Expect air-plane safety announcements to be in the major languages of the origin and destination even when both are in non-Hindi regions (ironically, foreign airlines have announcements in Tamil, Malayalam, Bengali, etc for flights to Indian destinations where these languages dominate)

Expect that their Prime Minister will go abroad and open their own language centre in a foreign country as part of PR and ‘soft-power’ projection

Have passports and other documents in their own language (Canada does. Switzerland does in 5 languages. Even a neighbouring repressor of minority ethnicity like Sri Lanka mentions both Sinhalese and Tamil – many others do)

Argue in their courts in their mother-tongue in non-Hindi states

Take competitive exams like IIT, IAS and a host of other ‘national’ exams in their mother language

Expect in an age of increasing digitization of information that ‘national’ websites will also be in their mother language

Expect that ‘national’ institutions do essay competitions for children who are non-Hindi

Expect that Income Tax website and forms are intelligible in the mother-tongues of the majority of tax-payers

Expect signboards in Lok Sabha in their own language (Singapore Parliament House, ironically again, has signs in Tamil and 3 other languages). One has to put up with disrespectful things like reservation chart of train between Chennai and Coimbatore being in Hindi but not in Tamil

Expect that central government and PSU bank employees will be paid cash incentives to learn some Indian language other than Hindi (hence, non-Hindi speakers fund the cash-incentive based promotion and learning of Hindi - clearly a Bengali learning Tamil won’t link anyone in any way that ‘matters’ or result in ‘national integration’!)
Freedom also means equality

Expect their own mother-tongue signage in trains and metros in areas where they are linguistic minorities (Hindi signs exist everywhere in Bengaluru’s Namma Metro, a city where Hindi doesn’t figure in the 3 most spoken languages in the city)

Expect Central government schemes and missiles to have names that mean nothing in Hindi but are meaningful in other Indian languages (while the reverse seems to be the rule)

Expect that CISF-CRPF-RPF-Army-BSF will speak and understand language of non-Hindi locals (but you can’t find a government paid Khaki in UP who doesn’t understand Hindi)

Expect government adverts about cleaning India, greening India, making India and what not in non-Hindi Indian languages to be in newspapers and bill-boards of Hindi regions (while the reverse is true)

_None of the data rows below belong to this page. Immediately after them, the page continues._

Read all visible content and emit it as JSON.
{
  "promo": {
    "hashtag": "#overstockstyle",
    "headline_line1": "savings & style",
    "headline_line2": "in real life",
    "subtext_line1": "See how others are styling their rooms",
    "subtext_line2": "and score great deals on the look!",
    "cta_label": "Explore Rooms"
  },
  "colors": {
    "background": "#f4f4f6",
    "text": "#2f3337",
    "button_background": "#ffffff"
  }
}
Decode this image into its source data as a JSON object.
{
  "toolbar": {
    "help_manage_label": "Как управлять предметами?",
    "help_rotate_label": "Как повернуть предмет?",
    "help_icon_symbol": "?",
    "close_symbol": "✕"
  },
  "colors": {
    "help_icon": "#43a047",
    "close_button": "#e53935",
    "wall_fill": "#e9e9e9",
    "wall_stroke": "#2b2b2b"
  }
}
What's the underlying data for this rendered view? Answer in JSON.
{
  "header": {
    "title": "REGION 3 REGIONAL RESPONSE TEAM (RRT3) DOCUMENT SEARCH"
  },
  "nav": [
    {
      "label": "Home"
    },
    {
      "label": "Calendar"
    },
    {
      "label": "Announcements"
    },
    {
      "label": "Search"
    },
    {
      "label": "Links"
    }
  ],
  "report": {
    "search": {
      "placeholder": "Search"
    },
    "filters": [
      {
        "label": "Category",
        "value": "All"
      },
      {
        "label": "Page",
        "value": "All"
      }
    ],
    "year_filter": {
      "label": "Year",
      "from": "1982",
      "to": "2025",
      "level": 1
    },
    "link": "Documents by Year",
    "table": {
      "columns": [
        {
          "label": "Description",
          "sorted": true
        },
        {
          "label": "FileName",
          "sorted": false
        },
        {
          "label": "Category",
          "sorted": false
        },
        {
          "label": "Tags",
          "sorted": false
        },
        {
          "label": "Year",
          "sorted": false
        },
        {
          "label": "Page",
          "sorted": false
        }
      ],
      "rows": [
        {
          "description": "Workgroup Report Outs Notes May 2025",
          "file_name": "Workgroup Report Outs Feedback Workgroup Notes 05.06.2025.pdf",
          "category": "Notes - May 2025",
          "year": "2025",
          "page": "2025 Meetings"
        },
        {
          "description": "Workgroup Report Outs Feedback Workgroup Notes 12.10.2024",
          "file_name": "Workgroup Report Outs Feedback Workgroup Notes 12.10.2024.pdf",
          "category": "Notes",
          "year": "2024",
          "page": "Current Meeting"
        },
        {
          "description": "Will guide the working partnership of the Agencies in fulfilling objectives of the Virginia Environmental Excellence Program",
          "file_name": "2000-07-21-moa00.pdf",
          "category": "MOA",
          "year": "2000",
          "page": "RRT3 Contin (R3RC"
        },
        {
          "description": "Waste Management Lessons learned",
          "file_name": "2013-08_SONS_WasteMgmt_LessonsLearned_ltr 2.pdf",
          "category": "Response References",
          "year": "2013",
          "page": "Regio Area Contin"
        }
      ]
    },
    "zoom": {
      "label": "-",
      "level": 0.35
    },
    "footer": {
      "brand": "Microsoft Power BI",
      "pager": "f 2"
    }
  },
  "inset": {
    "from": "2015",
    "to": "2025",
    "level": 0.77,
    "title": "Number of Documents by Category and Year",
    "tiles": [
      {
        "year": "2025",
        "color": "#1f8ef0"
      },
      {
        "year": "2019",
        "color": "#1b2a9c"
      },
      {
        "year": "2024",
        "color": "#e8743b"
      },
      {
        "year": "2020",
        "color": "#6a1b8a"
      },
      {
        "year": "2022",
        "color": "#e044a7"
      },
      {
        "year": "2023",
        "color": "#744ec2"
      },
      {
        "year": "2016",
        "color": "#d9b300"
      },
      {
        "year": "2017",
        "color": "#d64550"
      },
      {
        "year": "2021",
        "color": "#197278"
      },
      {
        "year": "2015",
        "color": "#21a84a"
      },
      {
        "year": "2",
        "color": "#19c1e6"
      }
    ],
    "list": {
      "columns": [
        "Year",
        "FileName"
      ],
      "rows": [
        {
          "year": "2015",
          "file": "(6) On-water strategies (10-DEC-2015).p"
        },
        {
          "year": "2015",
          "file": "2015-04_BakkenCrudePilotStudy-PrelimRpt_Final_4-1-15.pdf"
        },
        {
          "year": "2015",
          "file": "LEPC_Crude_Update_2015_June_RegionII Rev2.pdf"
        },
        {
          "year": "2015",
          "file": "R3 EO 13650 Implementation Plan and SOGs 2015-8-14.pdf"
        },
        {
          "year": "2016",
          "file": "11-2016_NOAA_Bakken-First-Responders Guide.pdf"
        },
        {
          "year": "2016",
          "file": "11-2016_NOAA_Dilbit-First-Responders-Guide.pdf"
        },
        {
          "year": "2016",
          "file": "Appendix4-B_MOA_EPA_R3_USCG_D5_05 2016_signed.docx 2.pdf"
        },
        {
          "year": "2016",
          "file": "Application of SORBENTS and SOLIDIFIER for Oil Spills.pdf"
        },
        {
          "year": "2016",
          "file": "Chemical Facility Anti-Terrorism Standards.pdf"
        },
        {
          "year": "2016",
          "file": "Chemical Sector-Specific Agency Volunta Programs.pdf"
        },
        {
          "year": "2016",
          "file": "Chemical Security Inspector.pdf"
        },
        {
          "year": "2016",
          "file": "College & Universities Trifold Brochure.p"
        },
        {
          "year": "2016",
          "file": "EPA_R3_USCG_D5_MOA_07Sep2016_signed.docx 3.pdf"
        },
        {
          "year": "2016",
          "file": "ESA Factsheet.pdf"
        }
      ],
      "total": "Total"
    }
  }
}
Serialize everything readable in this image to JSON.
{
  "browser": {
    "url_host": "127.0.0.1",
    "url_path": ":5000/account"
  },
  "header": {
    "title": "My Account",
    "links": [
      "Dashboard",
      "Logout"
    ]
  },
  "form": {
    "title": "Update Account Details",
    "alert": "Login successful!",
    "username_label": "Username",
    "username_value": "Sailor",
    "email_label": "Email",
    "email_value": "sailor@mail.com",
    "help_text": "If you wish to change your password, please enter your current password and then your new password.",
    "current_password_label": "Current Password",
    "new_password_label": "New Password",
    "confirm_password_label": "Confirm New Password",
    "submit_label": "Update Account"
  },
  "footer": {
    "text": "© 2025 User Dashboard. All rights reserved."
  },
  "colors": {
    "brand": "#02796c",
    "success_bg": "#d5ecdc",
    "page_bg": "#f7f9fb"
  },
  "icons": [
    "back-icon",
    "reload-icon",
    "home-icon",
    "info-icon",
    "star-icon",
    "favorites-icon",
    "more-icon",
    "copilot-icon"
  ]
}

Expect that their population proportion will at least hold somewhat constant if not grow (no points for guessing whether population proportion of major non-Hindi language speakers have decreased or increased since 1947 – and the decrease closely parallels the increase in proportion of Hindi speakers)

Anti-Hindi protests from the 60s
Anti-Hindi protests from the 60s


Expect Central government to fund World Kannada Conference or Tamil Language Day

Expect a Bangla film to have a CBFC certificate in Bangla

Expect someone to ‘break into’ their non-Hindi mother-tongue in English language TV channels

Expect government websites that cater to the poorest (like MNREGA information) or government TV channels that cater to farmers (like Kisan TV) to have anything in their non-Hindi mother tongue (as Mohammed Shafi points out ‘farmers of non-Hindi states have real challenges to overcome. Let’s not include ‘learning Hindi’ and ridicule them’.

The list goes on and on.

When a nation-state treats huge sections of its citizens as second class, do those citizens have the same obligation of loyalty to that system as the first class citizens? Only a twisted and hypocritical supremacist can claim to believe in ‘diversity’ and then unilaterally dictate which specific kind of ‘common’ interface that needs to be developed. Who are these ‘non-Hindis’ anyways? They are peoples with individual populations as large as Canada, Mexico, Italy, Egypt, etc depending on which state we are talking about. Five of their languages figure among the top 20 languages with the largest number of native speakers.

If you are discriminated on the basis of your mother-tongue, are you independent or free? The answer is no. Who rules over you then? Well, those who oppose linguistic equality and hence want to continue the discrimination against your mother-tongue, that is, against your mother, you and your coming generations till your kind gives in to this discrimination as ‘normal’ and considers New Delhi sponsored promotion of a particular language also as ‘normal’. If you learn to speak, think, write and feel in that imposed language, can sing Bollywood tunes to be included in ‘national’ antaksharis on TV and feel included in informal settings among ‘cosmopolitan’ friends in Mumbai, Delhi and increasing Bengaluru, you will become the kind of citizen New Delhi wants you to be. This is not accidental and is by design. This is not some new design either. Macaulay had something similar in mind but he is now dead. His ghost now speaks official Hindi and writes that in Devanagari script. Any imposition works best using the resources of the people on whom the imposition takes place. Curzon knew that then. The powers-that-be know that now.